How does one find such targets? The answer lies in an oddity of genetics: dominant negative effects. Typically, dominant negative mutants retain just enough function to get involved in the viral life cycle but then block it. Because of viral protein sharing, a dominant negative mutation can also block the function of variants that do not carry the protein. As the dominant negative effect is mediated by the same process as phenotypic masking, a screen for proteins that can function as dominant negatives should find drug targets for which resistant strains can't easily dominate a heterogeneous population.

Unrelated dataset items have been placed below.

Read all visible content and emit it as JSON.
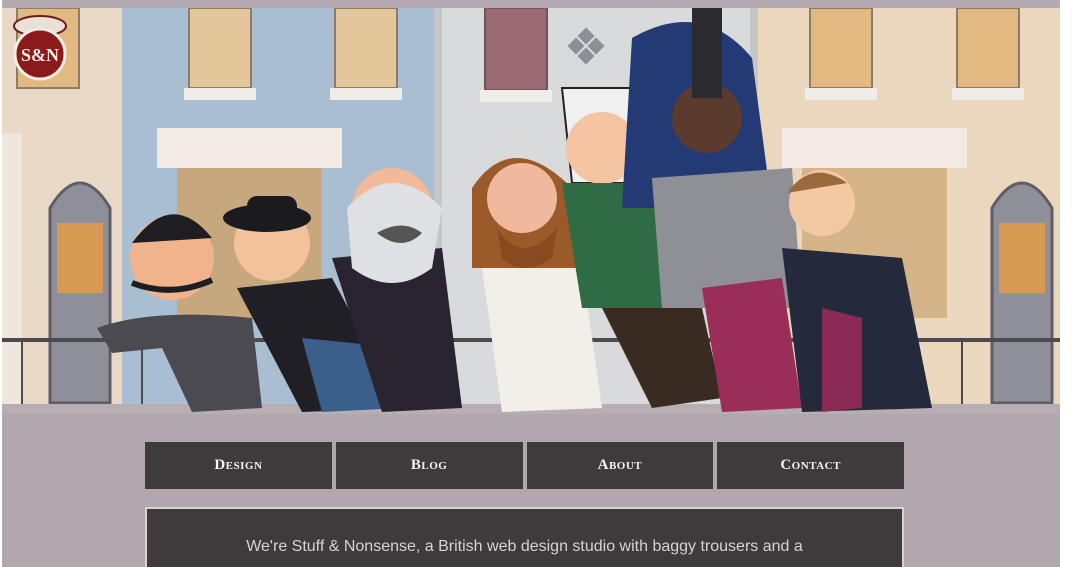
{
  "site": {
    "logo_text": "S&N",
    "nav": [
      {
        "label": "Design"
      },
      {
        "label": "Blog"
      },
      {
        "label": "About"
      },
      {
        "label": "Contact"
      }
    ],
    "intro_text": "We're Stuff & Nonsense, a British web design studio with baggy trousers and a"
  },
  "colors": {
    "nav_bg": "#3d3b3c",
    "nav_text": "#f3f1f2",
    "ground": "#b2a7ae",
    "logo_red": "#8b1a1a"
  },
  "illustration": {
    "characters": [
      "moustache-villain-icon",
      "bowler-hat-man-icon",
      "bearded-professor-icon",
      "long-haired-bearded-man-icon",
      "bandaged-man-icon",
      "ape-helmet-icon",
      "nervous-man-icon"
    ]
  }
}
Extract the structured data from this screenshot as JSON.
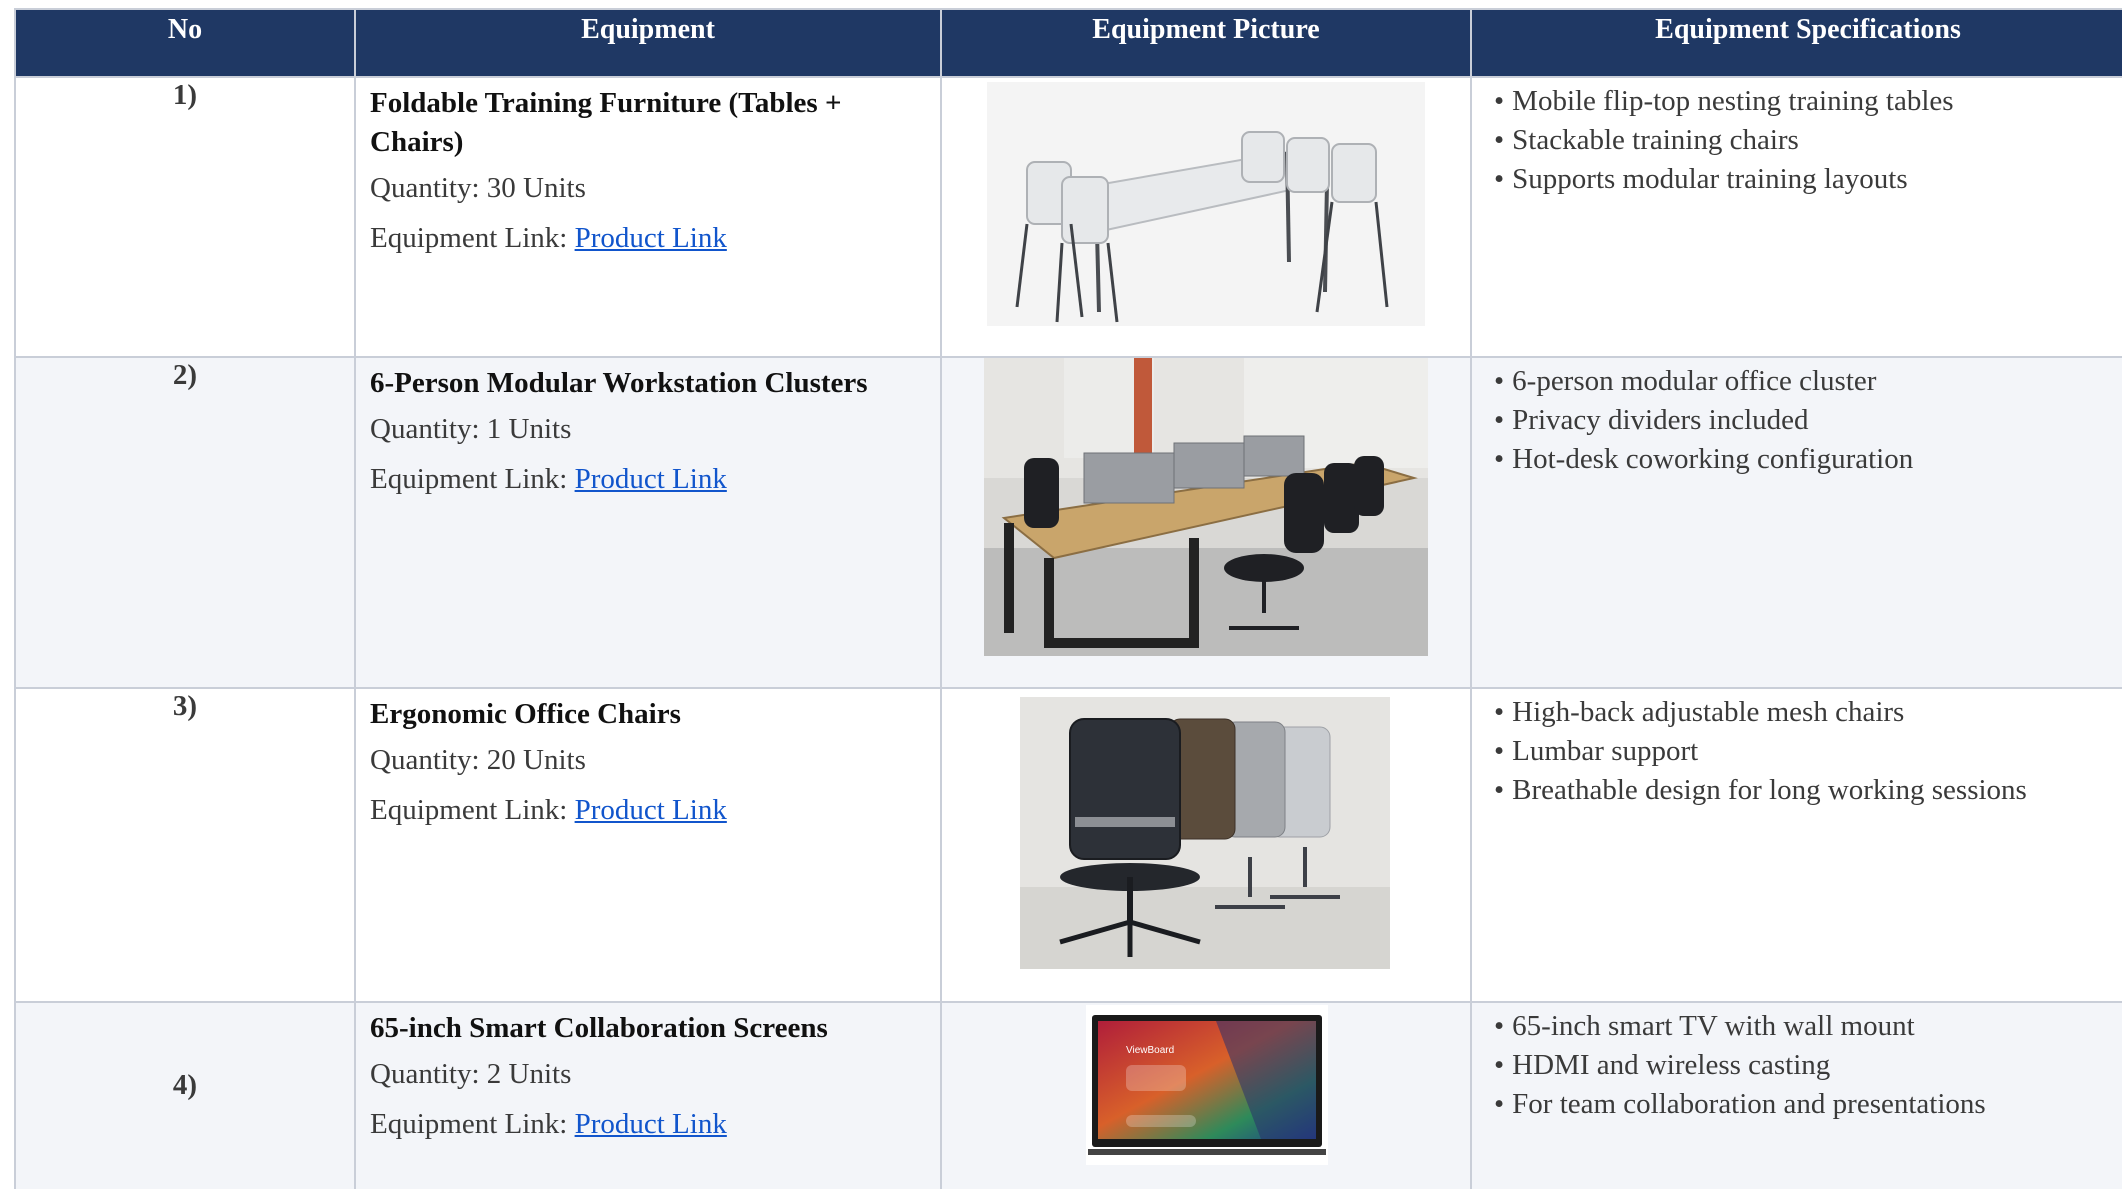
{
  "headers": {
    "no": "No",
    "equipment": "Equipment",
    "picture": "Equipment Picture",
    "specs": "Equipment Specifications"
  },
  "rows": [
    {
      "no": "1)",
      "name_line1": "Foldable Training Furniture (Tables +",
      "name_line2": "Chairs)",
      "quantity": "Quantity: 30 Units",
      "link_prefix": "Equipment Link: ",
      "link_text": "Product Link",
      "image_icon": "folding-table-chairs-photo",
      "specs": [
        "Mobile flip-top nesting training tables",
        "Stackable training chairs",
        "Supports modular training layouts"
      ]
    },
    {
      "no": "2)",
      "name_line1": "6-Person Modular Workstation Clusters",
      "name_line2": "",
      "quantity": "Quantity: 1 Units",
      "link_prefix": "Equipment Link: ",
      "link_text": "Product Link",
      "image_icon": "workstation-cluster-photo",
      "specs": [
        "6-person modular office cluster",
        "Privacy dividers included",
        "Hot-desk coworking configuration"
      ]
    },
    {
      "no": "3)",
      "name_line1": "Ergonomic Office Chairs",
      "name_line2": "",
      "quantity": "Quantity: 20 Units",
      "link_prefix": "Equipment Link: ",
      "link_text": "Product Link",
      "image_icon": "office-chairs-photo",
      "specs": [
        "High-back adjustable mesh chairs",
        "Lumbar support",
        "Breathable design for long working sessions"
      ]
    },
    {
      "no": "4)",
      "name_line1": "65-inch Smart Collaboration Screens",
      "name_line2": "",
      "quantity": "Quantity: 2 Units",
      "link_prefix": "Equipment Link: ",
      "link_text": "Product Link",
      "image_icon": "smart-screen-photo",
      "screen_brand": "ViewBoard",
      "specs": [
        "65-inch smart TV with wall mount",
        "HDMI and wireless casting",
        "For team collaboration and presentations"
      ]
    }
  ]
}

What was needed was a screen for dominant inhibitors of viral growth. Scott Crowder developed a method in which he specifically mutated polioviruses, infected cells, and screened for mutants that produced almost no progeny. Once nonviable viral genomes were found, they were cotransfected into cells with wild-type genomes. To mimic a situation in which a drug-resistant, replication-competent virus emerges in a viral population inhibited by a drug, he used tenfold less wild type. Then it was a simple matter of looking for mutants that inhibited wild-type viral growth.

As predicted, many of these dominant inhibitor mutations were found to affect proteins that assemble as oligomers. Reassuringly, the authors also demonstrate that the one drug that has been somewhat efficient at combating these viruses seems to exploit this formation of chimeric capsids. Application of this 'antiviral Judo' should be able to guide drug discovery efforts to other suitable targets in these formidable foes.